State cuts cost education

Jesse O. Walls

Gov. Jay Nixon vetoed or froze more than $1.1 billion in state spending on June 24, cutting jobs and withholding from programs that benefit colleges and schools. The cuts, which went into effect July 1, are meant to help balance the budget by ensuring spending does not exceed available revenue, however it will affect local colleges, including Crowder.

“We had some capital improvement projects in a bill that got vetoed,” said Dr. Jennifer Methvin, president of Crowder College, “so there was $375,000 that was earmarked for our Cassville center to do some work on that facility.
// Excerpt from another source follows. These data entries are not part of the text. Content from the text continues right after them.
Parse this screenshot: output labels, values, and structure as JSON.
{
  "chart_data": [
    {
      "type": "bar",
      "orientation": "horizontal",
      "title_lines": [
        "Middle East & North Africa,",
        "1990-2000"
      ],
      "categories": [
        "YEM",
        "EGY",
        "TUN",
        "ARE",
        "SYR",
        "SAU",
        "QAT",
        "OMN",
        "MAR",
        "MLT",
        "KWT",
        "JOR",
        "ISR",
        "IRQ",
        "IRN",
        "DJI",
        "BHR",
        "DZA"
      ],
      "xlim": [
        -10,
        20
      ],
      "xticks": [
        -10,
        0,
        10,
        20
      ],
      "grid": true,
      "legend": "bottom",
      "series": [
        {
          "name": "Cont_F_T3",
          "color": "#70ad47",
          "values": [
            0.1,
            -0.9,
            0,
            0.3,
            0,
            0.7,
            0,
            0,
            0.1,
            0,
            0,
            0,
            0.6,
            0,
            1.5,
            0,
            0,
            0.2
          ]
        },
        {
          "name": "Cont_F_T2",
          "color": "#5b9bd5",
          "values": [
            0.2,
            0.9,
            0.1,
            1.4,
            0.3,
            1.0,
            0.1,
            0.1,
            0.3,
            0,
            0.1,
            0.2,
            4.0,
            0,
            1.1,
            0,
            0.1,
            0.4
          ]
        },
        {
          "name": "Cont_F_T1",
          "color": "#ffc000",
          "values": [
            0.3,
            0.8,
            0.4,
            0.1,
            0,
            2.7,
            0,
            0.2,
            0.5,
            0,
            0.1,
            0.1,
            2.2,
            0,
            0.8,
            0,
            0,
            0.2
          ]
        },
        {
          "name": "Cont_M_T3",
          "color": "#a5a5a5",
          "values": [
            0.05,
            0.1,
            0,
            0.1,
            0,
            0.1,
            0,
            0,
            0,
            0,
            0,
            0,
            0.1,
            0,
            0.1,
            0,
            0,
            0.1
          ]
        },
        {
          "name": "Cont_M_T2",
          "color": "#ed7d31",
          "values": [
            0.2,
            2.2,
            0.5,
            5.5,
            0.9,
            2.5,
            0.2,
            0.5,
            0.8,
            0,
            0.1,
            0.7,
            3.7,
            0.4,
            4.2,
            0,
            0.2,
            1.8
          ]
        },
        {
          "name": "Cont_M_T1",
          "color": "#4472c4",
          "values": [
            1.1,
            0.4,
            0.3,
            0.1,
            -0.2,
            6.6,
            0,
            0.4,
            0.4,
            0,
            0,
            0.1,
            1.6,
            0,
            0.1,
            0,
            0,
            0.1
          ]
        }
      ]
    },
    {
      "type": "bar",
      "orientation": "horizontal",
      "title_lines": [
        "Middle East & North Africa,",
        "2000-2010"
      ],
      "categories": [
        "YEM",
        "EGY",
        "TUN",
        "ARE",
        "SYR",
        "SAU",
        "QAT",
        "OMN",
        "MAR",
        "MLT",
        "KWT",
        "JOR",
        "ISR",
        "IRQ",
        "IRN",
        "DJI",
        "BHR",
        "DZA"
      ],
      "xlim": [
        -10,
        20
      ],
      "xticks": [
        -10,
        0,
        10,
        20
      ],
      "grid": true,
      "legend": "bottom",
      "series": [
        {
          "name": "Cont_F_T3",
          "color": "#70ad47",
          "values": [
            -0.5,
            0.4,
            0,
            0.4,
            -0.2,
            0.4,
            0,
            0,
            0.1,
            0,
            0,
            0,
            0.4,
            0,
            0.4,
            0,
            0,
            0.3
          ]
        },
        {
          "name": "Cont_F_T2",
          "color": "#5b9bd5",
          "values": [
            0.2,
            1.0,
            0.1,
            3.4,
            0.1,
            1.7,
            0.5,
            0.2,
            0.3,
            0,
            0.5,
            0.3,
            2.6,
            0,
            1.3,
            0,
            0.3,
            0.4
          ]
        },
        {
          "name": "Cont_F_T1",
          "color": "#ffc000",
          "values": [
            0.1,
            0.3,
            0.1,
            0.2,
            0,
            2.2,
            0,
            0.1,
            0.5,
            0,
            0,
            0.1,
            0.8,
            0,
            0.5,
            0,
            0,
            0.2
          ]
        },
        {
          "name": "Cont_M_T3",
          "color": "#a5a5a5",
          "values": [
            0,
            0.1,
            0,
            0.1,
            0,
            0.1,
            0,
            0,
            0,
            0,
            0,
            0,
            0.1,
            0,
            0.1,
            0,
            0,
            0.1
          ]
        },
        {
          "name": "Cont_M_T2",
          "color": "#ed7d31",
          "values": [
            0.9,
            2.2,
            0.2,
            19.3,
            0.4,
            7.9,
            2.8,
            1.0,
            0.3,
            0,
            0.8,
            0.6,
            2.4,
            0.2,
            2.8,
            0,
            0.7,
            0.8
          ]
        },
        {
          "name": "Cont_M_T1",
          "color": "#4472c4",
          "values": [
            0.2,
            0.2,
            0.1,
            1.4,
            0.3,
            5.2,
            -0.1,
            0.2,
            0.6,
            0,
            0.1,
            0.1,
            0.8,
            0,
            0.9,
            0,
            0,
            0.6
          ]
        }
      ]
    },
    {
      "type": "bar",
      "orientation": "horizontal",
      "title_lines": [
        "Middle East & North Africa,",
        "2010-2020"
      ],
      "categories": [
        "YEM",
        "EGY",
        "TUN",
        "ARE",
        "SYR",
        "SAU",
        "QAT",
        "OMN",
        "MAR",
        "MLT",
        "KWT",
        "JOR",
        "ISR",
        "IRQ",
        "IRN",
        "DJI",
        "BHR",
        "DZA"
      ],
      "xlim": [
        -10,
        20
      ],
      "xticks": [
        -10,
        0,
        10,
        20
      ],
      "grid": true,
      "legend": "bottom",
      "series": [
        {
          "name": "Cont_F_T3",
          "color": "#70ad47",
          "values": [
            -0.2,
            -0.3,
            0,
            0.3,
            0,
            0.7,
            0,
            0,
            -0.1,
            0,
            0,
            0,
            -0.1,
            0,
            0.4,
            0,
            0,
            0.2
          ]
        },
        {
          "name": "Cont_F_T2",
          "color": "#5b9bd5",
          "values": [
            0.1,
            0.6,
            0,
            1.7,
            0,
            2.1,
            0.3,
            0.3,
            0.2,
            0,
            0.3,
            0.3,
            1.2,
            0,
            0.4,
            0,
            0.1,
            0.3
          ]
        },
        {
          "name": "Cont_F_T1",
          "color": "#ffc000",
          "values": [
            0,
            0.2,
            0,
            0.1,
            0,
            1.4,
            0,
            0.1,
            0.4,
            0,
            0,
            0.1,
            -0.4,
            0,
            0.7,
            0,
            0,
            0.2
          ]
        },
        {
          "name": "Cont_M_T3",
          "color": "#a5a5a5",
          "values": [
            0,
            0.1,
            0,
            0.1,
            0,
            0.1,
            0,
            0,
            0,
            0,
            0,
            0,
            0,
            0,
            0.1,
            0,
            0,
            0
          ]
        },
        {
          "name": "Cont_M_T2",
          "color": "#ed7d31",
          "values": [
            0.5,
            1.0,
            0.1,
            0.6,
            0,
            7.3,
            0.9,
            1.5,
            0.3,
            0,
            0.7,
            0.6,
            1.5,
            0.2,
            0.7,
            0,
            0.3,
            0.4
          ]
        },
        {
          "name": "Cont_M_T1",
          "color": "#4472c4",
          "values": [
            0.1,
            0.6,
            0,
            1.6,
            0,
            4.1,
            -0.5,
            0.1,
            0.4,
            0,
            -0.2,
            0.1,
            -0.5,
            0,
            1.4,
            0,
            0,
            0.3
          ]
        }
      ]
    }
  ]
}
That money would have had to have been matched, we would have had to have raised $375,000 to make it $750,000, and we could have done a lot of great work we want to do on the Cassville campus. That’s gone, that’s been vetoed, that won’t happen.”

Nixon also vetoed a $6 million equity adjustment for community colleges, which would have been approximately $245,764 for Crowder. Unless the veto is overturned by the state legislature, Crowder will not receive these funds.

Other funds were restricted, which means there is a chance it will be released at a later date. Capital improvement money for the Hickey Building in Webb City, which equaled $375,000, is one of those items, as well as a 6% increase to core funding, said Dr. Jim Cummins, vice president of finance.

“We were very conservative in our budgeting,” said Dr. Cummins, “so the cuts to operating funding will not be too significant. For the capital money, we will have to wait and see on Webb City, and we will have to raise more from donors in Cassville if we want to renovate or add to that campus.”

Crowder is not the only college in the area to be affected. According to the Joplin Globe, Nixon also withheld $1.5 million in matching money for construction on the Missouri Southern State University campus in Joplin, and $43 million in performance funding increases that would have benefited all of Missouri’s four-year universities and community colleges.

“Crowder College has been very smart,” said Dr. Methvin. “They have always budgeted very conservatively, because we do live in a state where funds can be restricted even after they are approved. It would have been wonderful to have this funding … but we’re still able to serve our students well, even in these tough times.”